O meu tempo acabou. Os terremotos também. Esse que ocorre de segundo á segundo só trazem os ventos que nos percorre. Está frio. Sei que o inverno está próximo e tenho medo de não poder ficar mais nem essa estação. Odeio invernos, mas o último fora tão bonito que tinha esperanças de um novo sorrir para mim. Mas como disse, os olhos se fecharam. Não há música. Não há rabiscos. Não há lembranças passeando na rua de cima. Não tem mais espaço aqui. Vejo só essas malas, já tem alguém querendo entrar. Mas sabe moço, dói tanto essa coisa de adeus.
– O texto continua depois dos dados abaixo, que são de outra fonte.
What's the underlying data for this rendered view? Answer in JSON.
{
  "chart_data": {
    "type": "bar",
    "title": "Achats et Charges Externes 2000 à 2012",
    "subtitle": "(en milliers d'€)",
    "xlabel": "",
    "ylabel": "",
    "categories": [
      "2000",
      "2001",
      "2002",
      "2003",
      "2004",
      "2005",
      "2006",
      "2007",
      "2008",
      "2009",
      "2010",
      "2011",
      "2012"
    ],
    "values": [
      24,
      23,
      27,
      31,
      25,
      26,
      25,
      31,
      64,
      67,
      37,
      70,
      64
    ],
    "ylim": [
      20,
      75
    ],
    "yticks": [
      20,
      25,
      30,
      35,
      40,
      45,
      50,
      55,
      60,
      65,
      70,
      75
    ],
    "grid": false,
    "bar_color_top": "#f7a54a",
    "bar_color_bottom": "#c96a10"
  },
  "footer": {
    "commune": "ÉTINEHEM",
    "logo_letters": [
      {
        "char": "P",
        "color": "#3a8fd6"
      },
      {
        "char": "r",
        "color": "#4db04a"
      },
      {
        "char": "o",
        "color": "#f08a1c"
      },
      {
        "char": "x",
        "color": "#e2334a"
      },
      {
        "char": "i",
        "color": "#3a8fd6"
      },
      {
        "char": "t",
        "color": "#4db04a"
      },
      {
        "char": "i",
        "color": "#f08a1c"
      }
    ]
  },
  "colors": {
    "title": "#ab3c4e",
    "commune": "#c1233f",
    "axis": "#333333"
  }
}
Não quero voltar para a minha casinha de verdade, aquela que tem inúmeros terremotos difíceis para lidar. Aquela que vive entre palavras, escritas e impressas. Aquela que só sabe sonhar com a casa daqui. Aquela que pulsa numa frequência diferente a cada semana, porque tenta acompanhar esse ritmo. Mas vê como é difícil? As batidas nunca se repetem, e aí ela fica confusa. Não dá para viver feliz assim, por isso mudei pra cá. Aqui tudo era tão meu que até as janelas de cima traziam o cheiro do meu perfume vez ou outra. Dá pra acreditar, moço? Até meu cheiro! E agora estou aqui, lutando contra os dias para conseguir ficar só mais um pouquinho. 
Eu, que já não moro mais no teu coração, quero deixar gravado nessa entrevista que a minha vontade de ficar é eterna. Que as minhas pegadas marquem suas células, e que a cada nova moradora, os olhos revejam minhas palavras, os ouvidos reouçam minhas músicas e as mãos rabisquem-me. E que o cara lá de cima, o chefe, jamais deixe que se apague todas as nossas lembranças. Porque por mais distante que estejamos, estarei para sempre aqui. Me deixei presa em você para que leve-me sempre consigo. Agora já vou indo, sei que está ocupado e tem gente querendo entrar. Tem um bilhete rabiscado em cima da mesinha, deixei para a próxima. Pedi que não tirasse os quadros do lugar, porque enquanto escorro pelos teus olhos quero vê-los pela última vez. Nesse último terremoto, a causa fui eu. E hoje saio de você com uma vontade tão grande de adiar a partida para o próximo ônibus. Tomara que atrase pelo menos meia hora, pois assim poderei te admirar pela uma última vez. 
Já sinto falta de casa.  

Esse negócio de mudança nunca é fácil. O adeus sempre rende mais do que deveria. Dessa vez foi em 6 parágrafos que não acabam aí.